In the meantime, the companies hope to save employees from some of the meaningless tasks they have to carry out just to work with their colleagues.
IBM’s Verge email platform and Connections collaboration suite are a good match for Cisco products like the Spark messaging app and WebEx conferencing service, so the two vendors have found ways to integrate them, company officials say. All this will happen in the cloud. They’ll demonstrate the first examples next month at the Cisco Live conference.
The collaboration could have particular value for enterprise Apple users. Both IBM and Cisco have partnerships with Apple for enterprise applications and communications on the company's devices. Details on that aspect of the IBM-Cisco partnership will come later, they said.
By working together, Cisco and IBM first plan to make the products aware of each other and able to work in sync. For example, if user has set up a WebEx meeting via email in Verge, they may be able to launch that meeting directly from Verge in one click instead of four, said Inhi Cho Suh, general manager of collaborations solutions at IBM Analytics. The participants might automatically get information about what they discussed during their last WebEx meeting, too.
Another early feature might let someone look up a contact’s profile in IBM’s Connections platform and click to set up a one-on-one text session or voice call in Spark.

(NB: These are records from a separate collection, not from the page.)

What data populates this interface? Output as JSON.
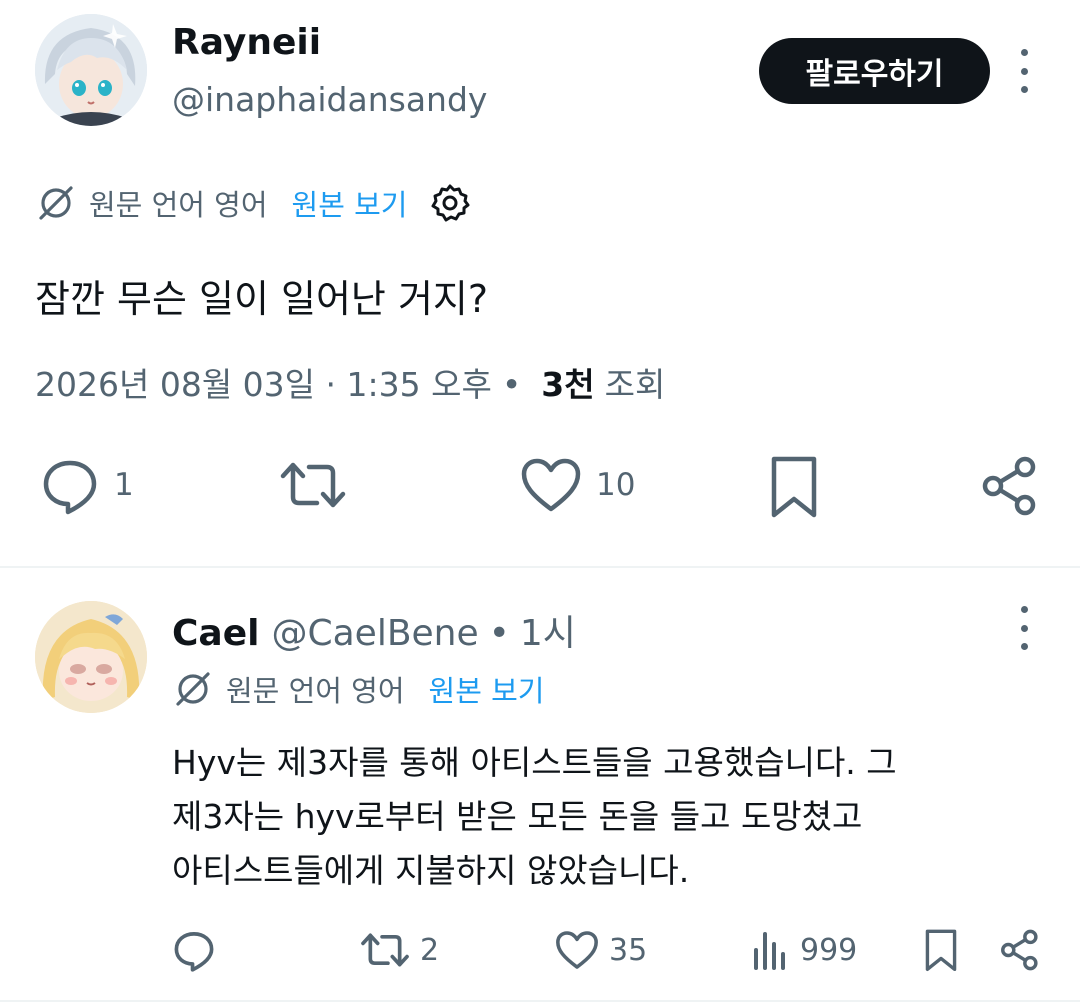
{
  "tweet": {
    "author": {
      "display_name": "Rayneii",
      "handle": "@inaphaidansandy",
      "avatar_icon": "avatar-anime-silver-hair"
    },
    "follow_label": "팔로우하기",
    "translate": {
      "language_note": "원문 언어 영어",
      "view_original": "원본 보기",
      "settings_icon": "gear-icon"
    },
    "text": "잠깐 무슨 일이 일어난 거지?",
    "meta": {
      "timestamp": "2026년 08월 03일 · 1:35 오후",
      "dot": "•",
      "views_count": "3천",
      "views_label": "조회"
    },
    "actions": {
      "reply_count": "1",
      "retweet_count": "",
      "like_count": "10"
    }
  },
  "reply": {
    "author": {
      "display_name": "Cael",
      "handle": "@CaelBene",
      "dot": "•",
      "time": "1시",
      "avatar_icon": "avatar-anime-blonde-chibi"
    },
    "translate": {
      "language_note": "원문 언어 영어",
      "view_original": "원본 보기"
    },
    "text_lines": [
      "Hyv는 제3자를 통해 아티스트들을 고용했습니다. 그",
      "제3자는 hyv로부터 받은 모든 돈을 들고 도망쳤고",
      "아티스트들에게 지불하지 않았습니다."
    ],
    "actions": {
      "reply_count": "",
      "retweet_count": "2",
      "like_count": "35",
      "views_count": "999"
    }
  },
  "colors": {
    "text_primary": "#0f1419",
    "text_secondary": "#536471",
    "link": "#1d9bf0",
    "divider": "#eff3f4"
  }
}
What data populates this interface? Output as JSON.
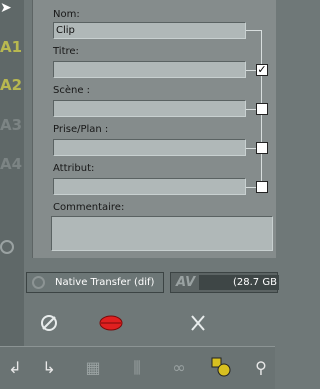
{
  "form": {
    "nom_label": "Nom:",
    "nom_value": "Clip",
    "titre_label": "Titre:",
    "titre_value": "",
    "titre_checked": true,
    "scene_label": "Scène :",
    "scene_value": "",
    "scene_checked": false,
    "prise_label": "Prise/Plan :",
    "prise_value": "",
    "prise_checked": false,
    "attribut_label": "Attribut:",
    "attribut_value": "",
    "attribut_checked": false,
    "commentaire_label": "Commentaire:",
    "checkmark": "✓"
  },
  "status": {
    "transfer_label": "Native Transfer (dif)",
    "av_label": "AV",
    "free_space": "(28.7 GB"
  },
  "track_markers": [
    "A1",
    "A2",
    "A3",
    "A4"
  ],
  "colors": {
    "record_red": "#e02020",
    "track_yellow": "#c8c860",
    "panel": "#858c8c"
  }
}
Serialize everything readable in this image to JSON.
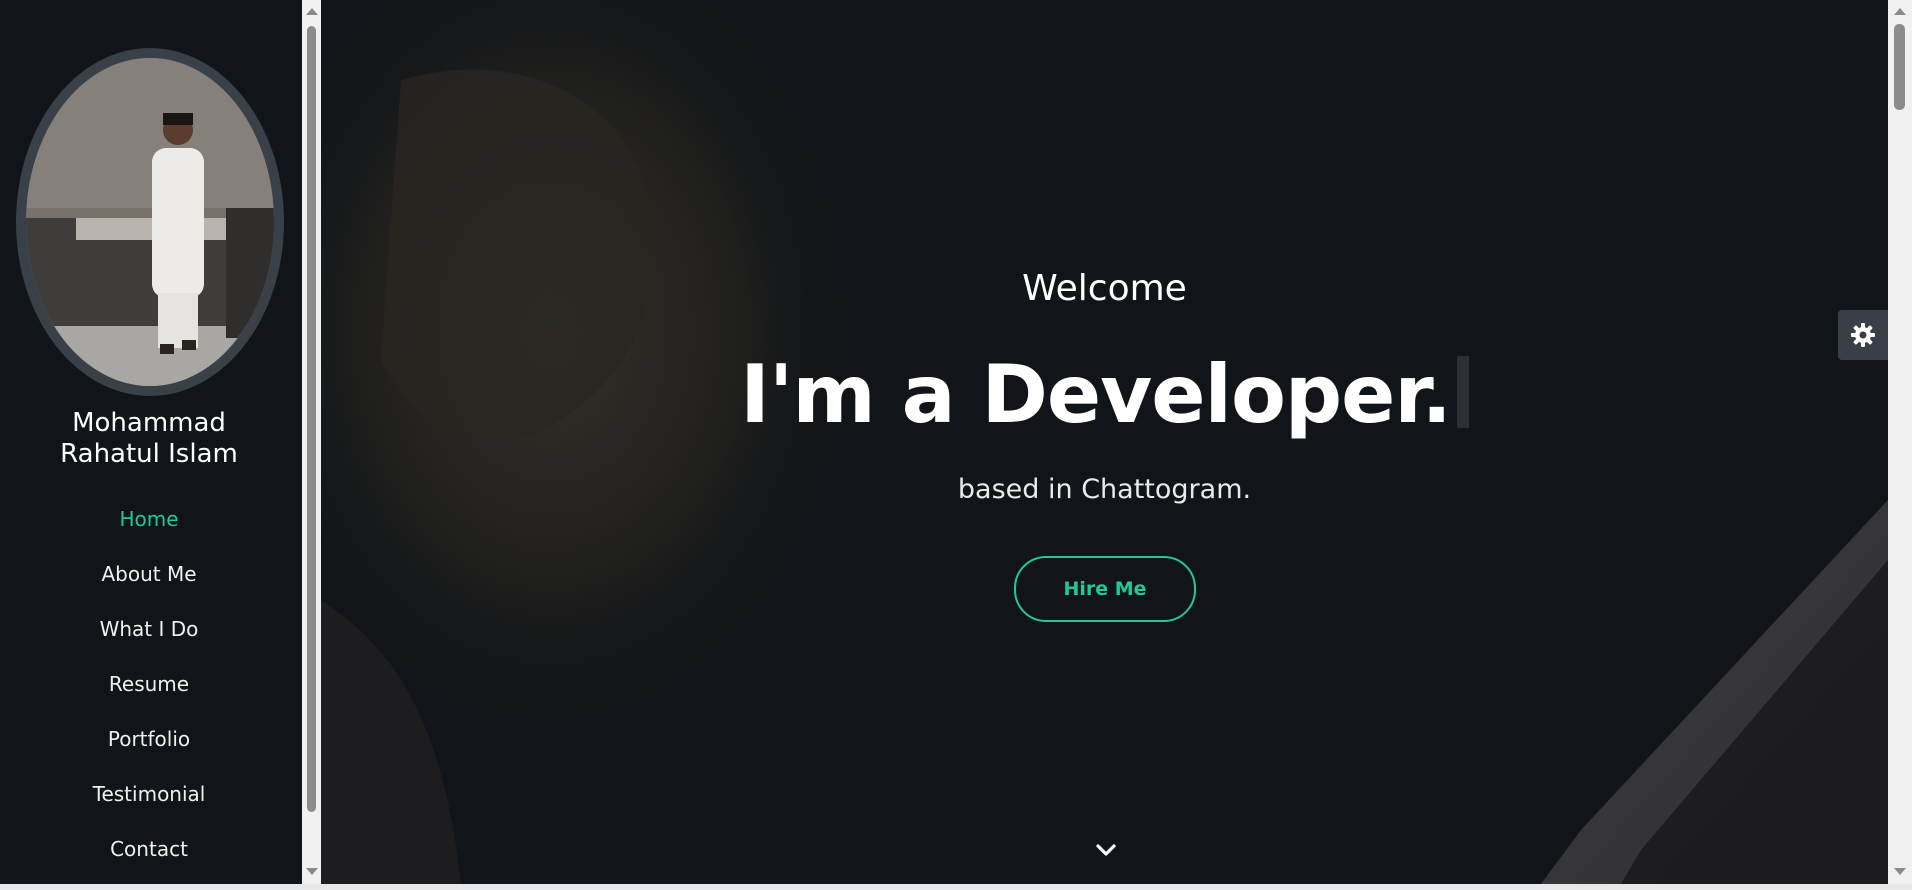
{
  "sidebar": {
    "owner_name_line1": "Mohammad",
    "owner_name_line2": "Rahatul Islam",
    "nav": [
      {
        "label": "Home",
        "active": true
      },
      {
        "label": "About Me",
        "active": false
      },
      {
        "label": "What I Do",
        "active": false
      },
      {
        "label": "Resume",
        "active": false
      },
      {
        "label": "Portfolio",
        "active": false
      },
      {
        "label": "Testimonial",
        "active": false
      },
      {
        "label": "Contact",
        "active": false
      }
    ]
  },
  "hero": {
    "welcome": "Welcome",
    "headline": "I'm a Developer.",
    "subtitle": "based in Chattogram.",
    "cta_label": "Hire Me",
    "scroll_icon": "chevron-down-icon"
  },
  "widgets": {
    "settings_icon": "gear-icon"
  },
  "colors": {
    "accent": "#20c997",
    "background": "#111418",
    "text": "#ffffff"
  }
}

“It’s keeping individuals within their workflow,” said Ross Daniels, senior director of collaboration marketing at Cisco. “They’re not having to stop and do something in another toolset or interrupt the flow of work.”
Later, things will get more interesting. Cisco and IBM will bring Watson APIs into the collaboration tools to automate things you might not have expected to see artificial intelligence do.
By capturing spoken and written communication and observing how each individual works, the Watson analytics platform could act as a personal assistant that helps employees prepare to collaborate, helps move those sessions along and even decides when people should meet.
A key part of all this is making Watson understand what’s most important.
For example, by looking at what an employee’s been talking about with co-workers for the past week, the analytics engine could figure out that a new meeting on that topic should take priority over a standing meeting that the user attends every week. If push came to shove, the standing meeting could automatically get the boot. (Users could reverse Watson’s decisions.)
While users collaborate, the system could automatically look up documents that might shed light on the topic and provide links to them. It might also suggest experts that the people in the meeting could call in to add their thoughts.
Watson may even take notes on WebEx meetings and interpret what’s been happening in Spark, detecting what’s most important for each user based on their role and history. Essentially, Watson would take notes during the meeting. It would summarize what happened while that employee was away overnight or on the weekend.
The companies also plan to provide open APIs so third-party developers could create new capabilities on top of what Cisco and IBM have built.
The first phase of the new capabilities will come out in October, the companies said. The second phase, with the cognitive computing features, will start to roll out next February and expand over time. How these capabilities will be packaged and priced is yet to be determined.